Covid cases are spiking again in the US, as a summer wave brings a greater number of cases and hospitalizations. After a steady decline in Covid rates after this winter’s wave, the number of cases has continued to rise since mid-July. And while the overall figures have remained low compared to previous surges, hospital admissions have also risen by 10.3%.

  • Vaccine manufacturer Pfizer estimates that a new booster targeting the XBB.1.5 sub-variant could be approved later this month, making the shot available to consumers in September.
  • In a Charter interview last fall, Dr. Jennifer Nuzzo, director of the Pandemic Center at Brown School of Public Health, urged employers to clarify that unwell workers should stay out of the office, especially as flu season also ramps up. “It’s the most important thing we could do,” she said. “It sounds obvious, but it's not. We shouldn't have a culture of ‘working through it,’ in part because working through it may mean giving it to someone else who then can't work through it.”

Almost half of employers are offering etiquette classes to workers as they return to the office, with special attention towards Gen Z workers. Some 45% of employers surveyed by ResumeBuilder are helping employees readjust to in-office expectations with refreshers on dress code, interpersonal communications, and professional conduct.

  • Of those offering classes, some 54% reported that they’re required for Gen Z workers in particular, who may not have worked in office settings prior to the pandemic.
  • Employers are also investing more time and resources in training new Gen Z hires in subject-area knowledge, technical skills, and soft skills usually acquired during college. Because of remote learning, students are entering the workforce with knowledge gaps that include making change at a register, hands-on engineering abilities, and specialized knowledge for certification exams.

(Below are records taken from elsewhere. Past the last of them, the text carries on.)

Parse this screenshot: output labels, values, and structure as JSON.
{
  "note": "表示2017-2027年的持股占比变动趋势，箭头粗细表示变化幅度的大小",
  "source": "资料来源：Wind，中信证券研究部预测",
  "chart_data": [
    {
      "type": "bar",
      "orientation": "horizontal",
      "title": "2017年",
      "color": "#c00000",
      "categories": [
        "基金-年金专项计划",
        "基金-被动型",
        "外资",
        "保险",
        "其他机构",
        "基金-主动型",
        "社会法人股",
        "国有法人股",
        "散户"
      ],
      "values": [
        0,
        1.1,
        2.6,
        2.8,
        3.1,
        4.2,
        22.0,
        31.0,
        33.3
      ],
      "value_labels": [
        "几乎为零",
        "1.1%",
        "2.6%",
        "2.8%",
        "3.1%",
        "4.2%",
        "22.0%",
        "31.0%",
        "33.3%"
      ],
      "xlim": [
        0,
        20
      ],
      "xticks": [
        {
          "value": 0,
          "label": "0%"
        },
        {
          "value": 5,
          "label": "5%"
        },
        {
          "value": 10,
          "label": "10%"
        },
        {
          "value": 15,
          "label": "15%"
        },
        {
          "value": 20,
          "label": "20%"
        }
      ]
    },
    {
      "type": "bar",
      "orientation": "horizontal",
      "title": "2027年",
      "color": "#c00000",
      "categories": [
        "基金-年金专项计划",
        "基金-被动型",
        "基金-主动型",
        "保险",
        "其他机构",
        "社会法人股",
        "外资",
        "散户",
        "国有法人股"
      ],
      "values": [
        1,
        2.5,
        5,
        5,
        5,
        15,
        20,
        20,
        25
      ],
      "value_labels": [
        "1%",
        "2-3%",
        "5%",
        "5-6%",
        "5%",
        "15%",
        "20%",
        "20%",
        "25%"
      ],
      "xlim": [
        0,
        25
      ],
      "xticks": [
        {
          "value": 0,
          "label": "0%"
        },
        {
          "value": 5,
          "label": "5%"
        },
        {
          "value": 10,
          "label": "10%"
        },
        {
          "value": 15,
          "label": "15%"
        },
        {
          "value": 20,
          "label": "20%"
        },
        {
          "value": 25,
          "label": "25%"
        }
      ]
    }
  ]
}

Here are some of the best tips and insights from the past week for managing yourself and your team:

  • Cultivate community for managers. Counteract burnout among managers by offering them opportunities to connect with each other across functions and departments. These virtual and in-person spaces should be settings where managers can share challenges and solutions, and offer support to one another.
  • Move past a “no” productively. Address disagreement with a question that helps both parties develop a plan to move forward, like “How can we tackle this, even though we see it differently?”
  • Create a “to-don’t” list for your time off. Before you sign off for vacation, make sure you can fully unplug by writing a to-don’t list with reminders of tasks you should stay away from while away from work, like checking email or Slack.
  • Combat email overload with a collaboration audit. Ensure that your team is using the most optimal channels for collaborating digitally by digging into your existing communication patterns to identify gaps and opportunities. Bring in managers to establish clear, efficient norms around which channels should be used for which kinds of tasks.

Coda

Cubicle meets catwalk. Many younger workers—some of whom are excited about the office return as a chance to dress up for work for the first time—are making sure their best looks reach an audience beyond their colleagues, using the hashtag #officewear to show them off on social media.